Tous les partis s'y mettent alors que le sujet était autrefois porté par les Verts. Enfin, le lien est désormais admis entre les enjeux locaux et planétaires. La campagne internationale de l'ancien vice-président américain Al Gore et le débat mené en France par Nicolas Hulot pendant la campagne présidentielle sont passés par là. Le Grenelle de l'environnement, à l'automne 2007, a accéléré le mouvement.
Toutes les municipalités n'ont pas attendu l'emballement général pour se lancer. Lille et Angers font figure de pionnières : elles ont été les premières à mettre sur pied, à la fin des années 1990, un "agenda21" local – un document qui oriente les politiques municipales vers le développement durable. En matière de transport et d'économies d'énergie, Paris et Lyon ont lancé des politiques jugées ambitieuses. Chalon-sur-Saône, qui a mis en place, dès 2002, un programme de réduction des émissions de gaz est citée en exemple.
Autre bonne élève, Nantes, où 41% des déplacements ont lieu en transports en commun, soit le double de la moyenne nationale. Dans de nombreuses agglomérations, le retour du tramway a été le premier pas dans la réflexion sur l'amélioration de l'environnement en ville.
Certains élus ne se cantonnent pas aux transports. Aujourd'hui, par exemple, 10 % des repas servis dans les cantines de Lorient sont bio.
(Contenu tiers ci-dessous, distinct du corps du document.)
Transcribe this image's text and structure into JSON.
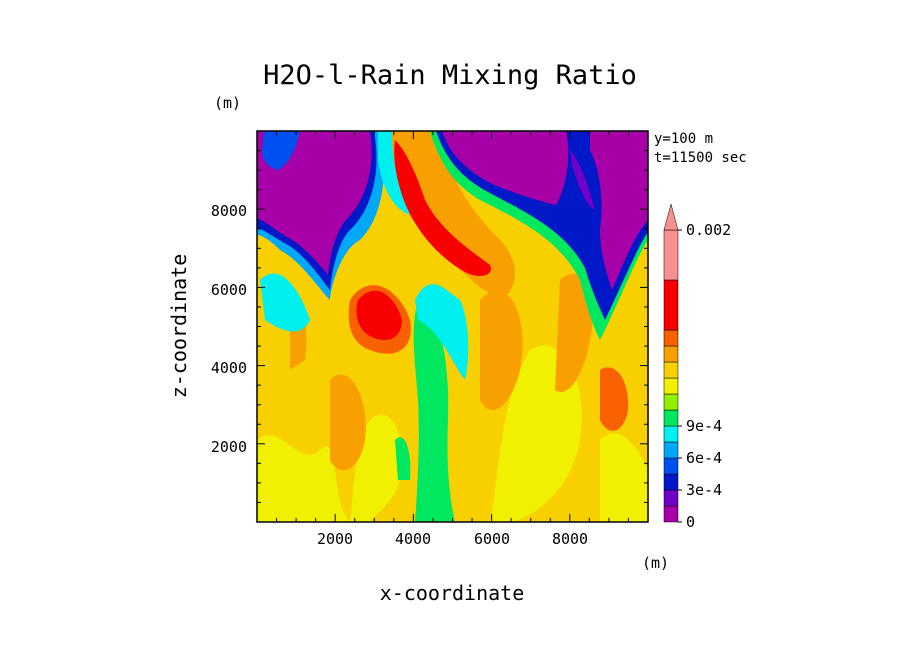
{
  "chart_data": {
    "type": "heatmap",
    "title": "H2O-l-Rain Mixing Ratio",
    "xlabel": "x-coordinate",
    "ylabel": "z-coordinate",
    "x_unit": "(m)",
    "z_unit": "(m)",
    "info": [
      "y=100 m",
      "t=11500 sec"
    ],
    "xlim": [
      0,
      10000
    ],
    "ylim": [
      0,
      10000
    ],
    "xticks": [
      "2000",
      "4000",
      "6000",
      "8000"
    ],
    "yticks": [
      "2000",
      "4000",
      "6000",
      "8000"
    ],
    "colorbar": {
      "labels": [
        {
          "text": "0",
          "value": 0
        },
        {
          "text": "3e-4",
          "value": 0.0003
        },
        {
          "text": "6e-4",
          "value": 0.0006
        },
        {
          "text": "9e-4",
          "value": 0.0009
        },
        {
          "text": "0.002",
          "value": 0.002
        }
      ],
      "colors": [
        "#a800a8",
        "#7000c8",
        "#0018c8",
        "#0050f0",
        "#00a8f8",
        "#00f0f0",
        "#00e860",
        "#90f000",
        "#f0f000",
        "#f8d000",
        "#f8a000",
        "#f86000",
        "#f80000",
        "#f89090"
      ],
      "extend": "max"
    },
    "description_regions": {
      "purple": "upper-left and upper-right plumes (~0)",
      "red": "core near x=3000 z=5000 and x=4500-5500 z=6500-8500",
      "green": "column near x=4400 from z=0 to z=5000"
    }
  }
}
La mairie de Château-Thierry met en place des filières courtes d'approvisionnement de ses cantines pour augmenter le revenu des agriculteurs. Besançon s'est spécialisée dans la prévention de la pollution de l'eau… La tendance est au renouvelable. Les projets d'implantation d'éoliennes et de panneaux solaires se multiplient. Perpignan s'est fixé l'objectif de devenir "la première ville française à énergie positive" – elle produira à terme plus d'énergie qu'elle n'en consomme. La construction de bâtiments économes en énergie, voire d'écoquartiers, est en vogue : Angers, Auxerre, Chalon-sur-Saône, Grenoble, Lyon, Narbonne et Rennes ont lancé des projets.
Dans ce foisonnement, difficile de distinguer les vraies inflexions politiques du simple effet de mode ou de communication. "Nous verrons avec le temps si tout cela était sincère ou pas, tempère Sylvain Godinot, chargé du projet "changement climatique" de l'agglomération lyonnaise. Ce qui compte, c'est que les élus intègrent le critère environnemental dans leur politique. On ne peut pas lancer un plan climat, et dans le même temps soutenir un contournement autoroutier." "Comme les entreprises il y a quelques années, certaines collectivités communiquent plus qu'elles ne font", relève Antoine Charlot, responsable du programme territoires durables au Comité21, une ONG chargée d'accompagner les démarches des élus. Il existe 300 "agendas 21" locaux, mais seules 150collectivités ont mis en place une "démarche sérieuse", selon M. Charlot.
"Le critère selon moi, c'est que le maire doit faire mieux avec moins, résume Florence de Monclin, responsable pédagogique à la Fondation Nicolas-Hulot. Moins d'eau, moins d'énergie, moins d'espace urbanisé, moins de perte de biodiversité." Les élus – et les électeurs – ont tendance à plébisciter les réalisations concrètes, inaugurées en cours de mandat. "Pendant longtemps, un bon élu était un élu qui construisait", relève Mme de Monclin.
Est-ce en train de changer? De l'avis général, les élus s'intéressent à l'environnement de façon sincère, mais de là à remettre toutes leurs habitudes en question, il y a un pas. A fortiori dans la mesure où réduire la place de la voiture en ville, cesser l'utilisation des herbicides ou construire un habitat dense moins consommateur d'espace ne sont pas forcément des mesures populaires. "Les politiques disent que la société n'est pas mûre, la société dit que les élus n'avancent pas, lance Mme de Monclin. Il faut cesser de se renvoyer la balle."